Tous producteurs. MyMajorCompany est à la musique ce que StreetReporters est à l’info. Son leitmotiv : « Music is Your Business ». Inspiré du modèle hollandais
SellABand, ce label communautaire propose aux internautes de produire leurs chanteurs moyennant finances, et de récolter 30% des bénéfices.

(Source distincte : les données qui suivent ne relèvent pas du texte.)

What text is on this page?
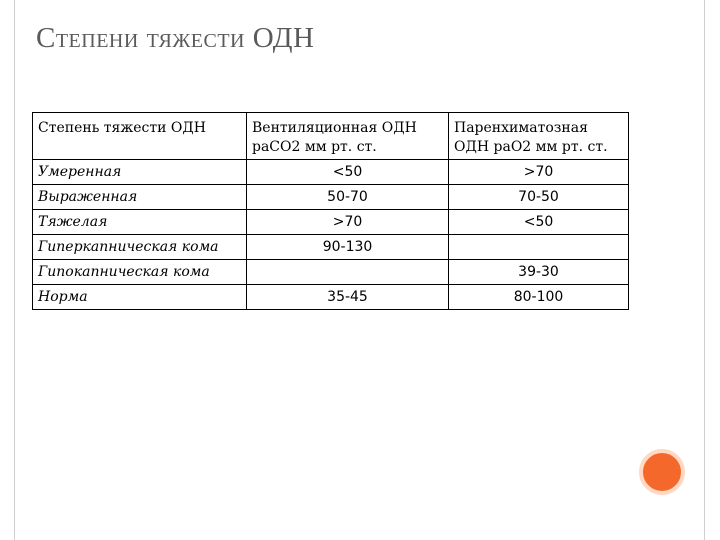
Степени тяжести ОДН
Степень тяжести ОДН	Вентиляционная ОДН paCO2 мм рт. ст.	Паренхиматозная ОДН paO2 мм рт. ст.
Умеренная	<50	>70
Выраженная	50-70	70-50
Тяжелая	>70	<50
Гиперкапническая кома	90-130	
Гипокапническая кома		39-30
Норма	35-45	80-100
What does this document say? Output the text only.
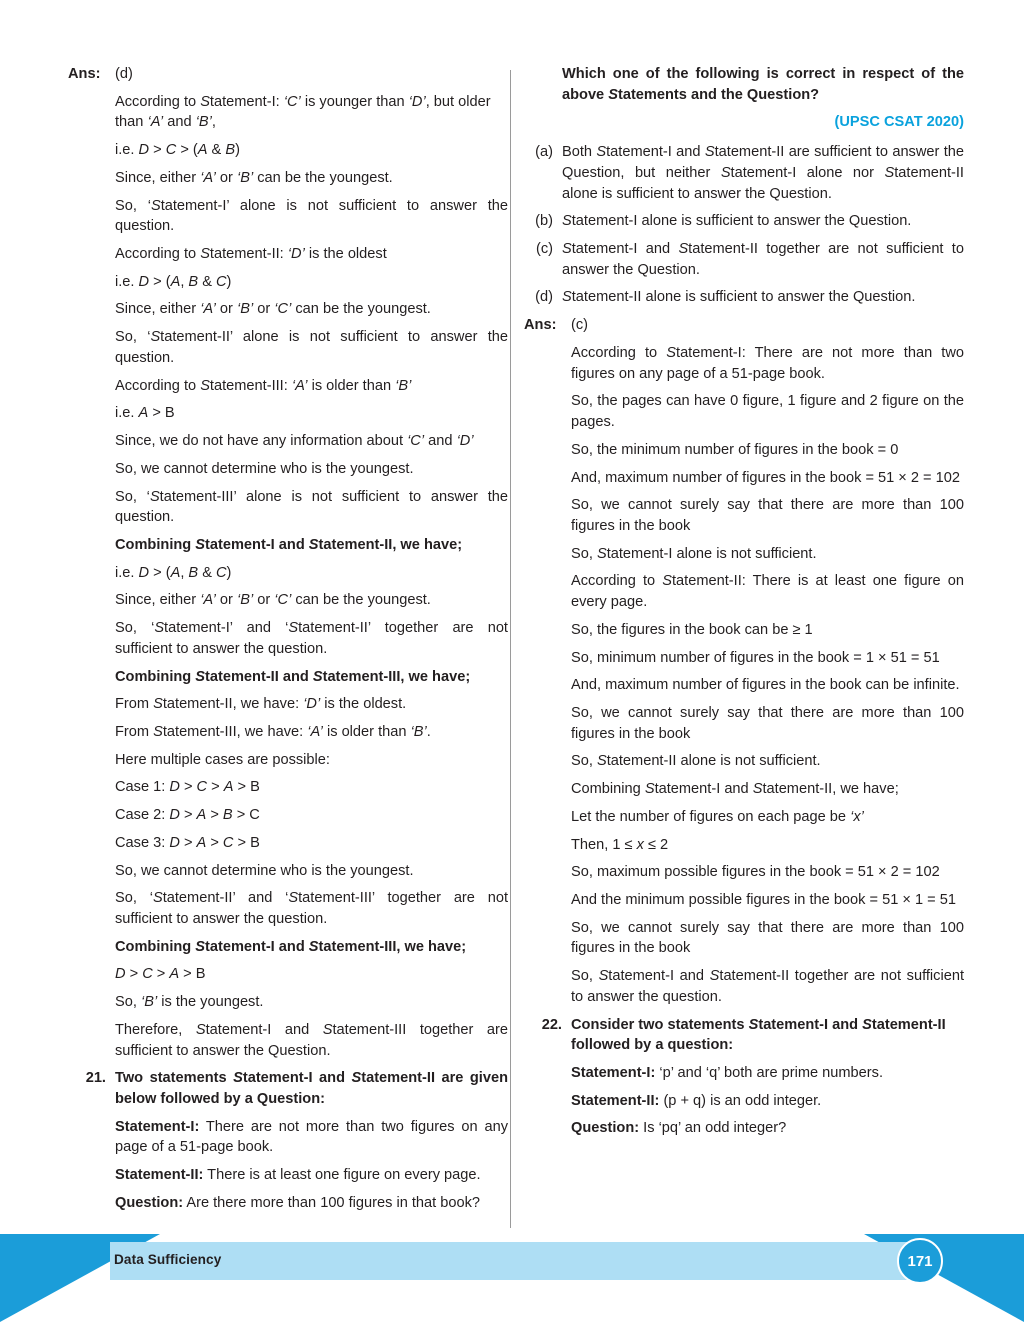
Ans: (d)

According to Statement-I: ‘C’ is younger than ‘D’, but older than ‘A’ and ‘B’,

i.e. D > C > (A & B)

Since, either ‘A’ or ‘B’ can be the youngest.

So, ‘Statement-I’ alone is not sufficient to answer the question.

According to Statement-II: ‘D’ is the oldest

i.e. D > (A, B & C)

Since, either ‘A’ or ‘B’ or ‘C’ can be the youngest.

So, ‘Statement-II’ alone is not sufficient to answer the question.

According to Statement-III: ‘A’ is older than ‘B’

i.e. A > B

Since, we do not have any information about ‘C’ and ‘D’

So, we cannot determine who is the youngest.

So, ‘Statement-III’ alone is not sufficient to answer the question.

Combining Statement-I and Statement-II, we have;

i.e. D > (A, B & C)

Since, either ‘A’ or ‘B’ or ‘C’ can be the youngest.

So, ‘Statement-I’ and ‘Statement-II’ together are not sufficient to answer the question.

Combining Statement-II and Statement-III, we have;

From Statement-II, we have: ‘D’ is the oldest.

From Statement-III, we have: ‘A’ is older than ‘B’.

Here multiple cases are possible:

Case 1: D > C > A > B

Case 2: D > A > B > C

Case 3: D > A > C > B

So, we cannot determine who is the youngest.

So, ‘Statement-II’ and ‘Statement-III’ together are not sufficient to answer the question.

Combining Statement-I and Statement-III, we have;

D > C > A > B

So, ‘B’ is the youngest.

Therefore, Statement-I and Statement-III together are sufficient to answer the Question.

21. Two statements Statement-I and Statement-II are given below followed by a Question:

Statement-I: There are not more than two figures on any page of a 51-page book.

Statement-II: There is at least one figure on every page.

Question: Are there more than 100 figures in that book?

Which one of the following is correct in respect of the above Statements and the Question?

(UPSC CSAT 2020)

(a) Both Statement-I and Statement-II are sufficient to answer the Question, but neither Statement-I alone nor Statement-II alone is sufficient to answer the Question.
(b) Statement-I alone is sufficient to answer the Question.
(c) Statement-I and Statement-II together are not sufficient to answer the Question.
(d) Statement-II alone is sufficient to answer the Question.
Ans: (c)

According to Statement-I: There are not more than two figures on any page of a 51-page book.

So, the pages can have 0 figure, 1 figure and 2 figure on the pages.

So, the minimum number of figures in the book = 0

And, maximum number of figures in the book = 51 × 2 = 102

So, we cannot surely say that there are more than 100 figures in the book

So, Statement-I alone is not sufficient.

According to Statement-II: There is at least one figure on every page.

So, the figures in the book can be ≥ 1

So, minimum number of figures in the book = 1 × 51 = 51

And, maximum number of figures in the book can be infinite.

So, we cannot surely say that there are more than 100 figures in the book

So, Statement-II alone is not sufficient.

Combining Statement-I and Statement-II, we have;

Let the number of figures on each page be ‘x’

Then, 1 ≤ x ≤ 2

So, maximum possible figures in the book = 51 × 2 = 102

And the minimum possible figures in the book = 51 × 1 = 51

So, we cannot surely say that there are more than 100 figures in the book

So, Statement-I and Statement-II together are not sufficient to answer the question.

22. Consider two statements Statement-I and Statement-II followed by a question:

Statement-I: ‘p’ and ‘q’ both are prime numbers.

Statement-II: (p + q) is an odd integer.

Question: Is ‘pq’ an odd integer?

Data Sufficiency	171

Le disque, c’est fini. « C’est intéressant, réagit Marie Kliszowski de
Disc-Over, mais reste que l’expérience pilote SellABand en Hollande n’a pour l’instant produit que 8 artistes, avec 50.000 co-producteurs… Mais après, une fois qu’on a produit, il faut encore réussir à vendre, nous explique-t-elle. Et pour nous, à Disc Over, on ne croit pas que l’achat de musique, physique comme en ligne, suffira pour rémunérer les artistes. A terme, la musique, ça ne va plus vraiment se vendre… »
Plus fort que la production, l’édition. A
Because Music (qui gère les Rita Mitsouko ou Manu Chao), on fait non seulement de la production mais aussi dans les éditions littéraires ou audiovisuelles des artistes. Encore mieux, la société a ses propres salles de concert à Paris (la Cigale, le Trabendo, la Boule noire). C’est le fameux « modèle à 360° », dans lequel l’éditeur rentabilise son investissement bien au-delà de la vente de disques : Il devient tourneur et organise des concerts, produit lui-même les clips, gère tout le merchandising de l’artiste : du t-shirt à la licence de marque. Madonna a ainsi quitté Warner pour être produite par
Live Nation dont le métier de base était l’organisation de concerts.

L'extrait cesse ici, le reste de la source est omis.